2008年08月13日

インパクトボックス減勢工 5


今回は、土木設計の話を書きます。

数年前に、インパクトボックス減勢工(衝撃型減勢工)の設計をしました。

まず、インパクトボックス減勢工については、土木学会で発行している古い「水理公式集」にでています。

結論から言うと、

・H11版では、削除されている
・S60版では、さわり程度
・S46版では、ある程度

S46版およびS60年版には、「流量10m3/s、流速10m/s程度に有効である」と書かれています。
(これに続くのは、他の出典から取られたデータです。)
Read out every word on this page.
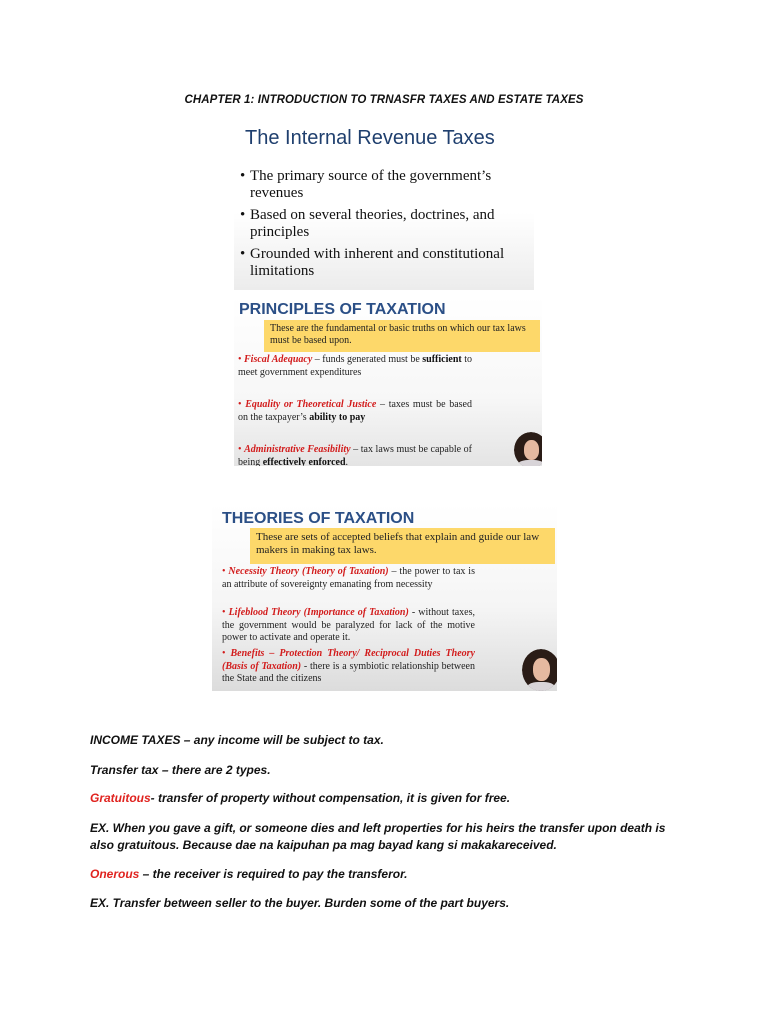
CHAPTER 1: INTRODUCTION TO TRNASFR TAXES AND ESTATE TAXES
The Internal Revenue Taxes
• The primary source of the government’s revenues
• Based on several theories, doctrines, and principles
• Grounded with inherent and constitutional limitations
PRINCIPLES OF TAXATION
These are the fundamental or basic truths on which our tax laws must be based upon.
• Fiscal Adequacy – funds generated must be sufficient to meet government expenditures
• Equality or Theoretical Justice – taxes must be based on the taxpayer’s ability to pay
• Administrative Feasibility – tax laws must be capable of being effectively enforced.
THEORIES OF TAXATION
These are sets of accepted beliefs that explain and guide our law makers in making tax laws.
• Necessity Theory (Theory of Taxation) – the power to tax is an attribute of sovereignty emanating from necessity
• Lifeblood Theory (Importance of Taxation) - without taxes, the government would be paralyzed for lack of the motive power to activate and operate it.
• Benefits – Protection Theory/ Reciprocal Duties Theory (Basis of Taxation) - there is a symbiotic relationship between the State and the citizens
INCOME TAXES – any income will be subject to tax.
Transfer tax – there are 2 types.
Gratuitous- transfer of property without compensation, it is given for free.
EX. When you gave a gift, or someone dies and left properties for his heirs the transfer upon death is also gratuitous. Because dae na kaipuhan pa mag bayad kang si makakareceived.
Onerous – the receiver is required to pay the transferor.
EX. Transfer between seller to the buyer. Burden some of the part buyers.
私の設計した水理諸元は、「流量0.40m3/s、流速1.90m/s」です。

随分、水理諸元に開きがありますが、非常に上手く減勢されています。

それは、形状を決めるときに他の失敗例や成功例を探し出し(見つけるのに苦労しました)、設計にスパイスを加えたのです。

インパクトボックスは、劣化(消耗)する部分がわかってるので、設計段階からそれを見込めば、維持管理・維持費面で非常に有効な工法だと思います。

でも、水理公式集から消えてしまったということは、あまり用いられ無くなったのでしょうか?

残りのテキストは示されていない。